JEUNESSE (LE PRINTEMPS)
Critique du film
À la sortie d’Un couple, sa deuxième œuvre de fiction en cinquante ans de carrière, le réalisateur de documentaires Frederick Wiseman annonçait : « Je n’ai fait que des fictions. » Wang Bing pourrait reprendre cette phrase à son compte car dès lors qu’il pose sa caméra dans un lieu, auprès d’hommes et de femmes, ce qui s’organise devant l’objectif a tout à voir avec une construction fictive : les scènes auxquelles on assiste sont si authentiques qu’on ne peut pas imaginer que la présence de la caméra n’en ait pas altéré la réalité. Cette magie de la mise en scène documentaire est à l’œuvre depuis plus d’une vingtaine d’années chez le réalisateur chinois. Fidèle à sa méthode de travail, il a pour habitude de s’immerger durant un temps très long au cœur d’un quotidien, retraçant les mutations de la Chine industrielle (A l’ouest des rails, 2002) autant qu’il fait le portrait de personnes ordinaires, au plus près de leur intimité (Madame Fang, 2017). Pour Jeunesse (le printemps), sélectionné en compétition au festival de Cannes et prolongement d’Argent amer (2016), il a passé cinq ans dans des ateliers de textile situés à Zhili, à 130km de Shanghai.
Nous ne quitterons quasiment jamais le rectangle de béton qui abrite à la fois les ateliers et les habitations partagées des ouvriers, venus de la campagne tels des saisonniers pour travailler à la confection de vêtements et d’objets pour la plupart destinés au commerce national.

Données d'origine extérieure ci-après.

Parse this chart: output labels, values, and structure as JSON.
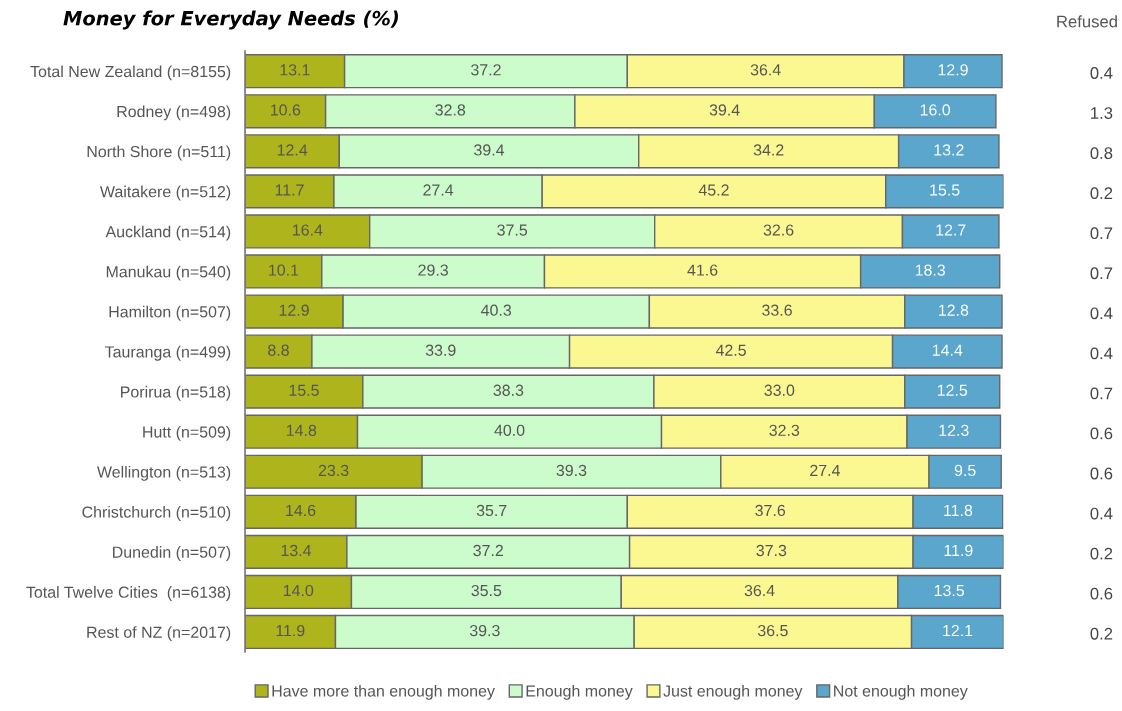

L’insalubrité fait partie de leur décor naturel et en dit long sur leurs conditions de travail, qui se confondent avec leurs conditions de vie. Cet espace clos pourrait être carcéral s’il ne dévoilait pas une structure familiale : l’entreprise est de petite taille, le patron accessible, la caméra déambule dans les couloirs comme s’il n’y avait pas de mur entre les différentes pièces. Elle relie les étages jusqu’à en faire un seul et même terrain où tout le monde serait égal. Malgré cette apparente transparence, les relations hiérarchiques sont marquées. Ce même patron accessible rechigne à améliorer le cadre d’existence de ses employés, interchangeables, à tel point que négocier quelques yuans supplémentaires devient un combat quotidien, harassant, qui revient comme une rengaine et constitue le cœur des revendications.
La jeunesse du titre est celle des ouvriers, dont l’âge (souvent mineur) apparait sur l’écran. Étonnement, leur jeunesse est réjouissante en ce qu’elle leur donne des caractères bien trempés. L’un d’entre eux veut partir et évoque devant son patron la possibilité de démissionner, avec un aplomb qui surprend ; un couple se forme, comme deux amoureux dans un lycée sous le regard de leurs camarades. En fait, Wang Bing capte avec une justesse de regard et sans aucun misérabilisme ce lieu comme s’il s’agissait d’un internat. Timidité amoureuse, chamailleries, crises de fou rire, agacements, il y a quelque chose de la vie d’un groupe d’étudiants dans les interactions de ces ouvriers.
Jeunesse (le printemps) est un geste fort de cinéma social de 3h30, dont la durée demeure malgré tout inexplicable. De quoi est-elle la signification ? On pourrait avancer qu’elle provoque l’effet d’une routine, d’une impasse salariale à cause des demandes sans fin d’augmentation, ou encore d’un vertige lié au travail à la chaine. Mais on ne peut pas s’empêcher de penser qu’une durée plus courte n’aurait rien changé à la puissance du documentaire, ni même à l’effet de quotidienneté, pour raconter le travail de l’ombre de ces petites mains auxquelles Wang Bing offre un récit, un visage, une existence politique et un avenir.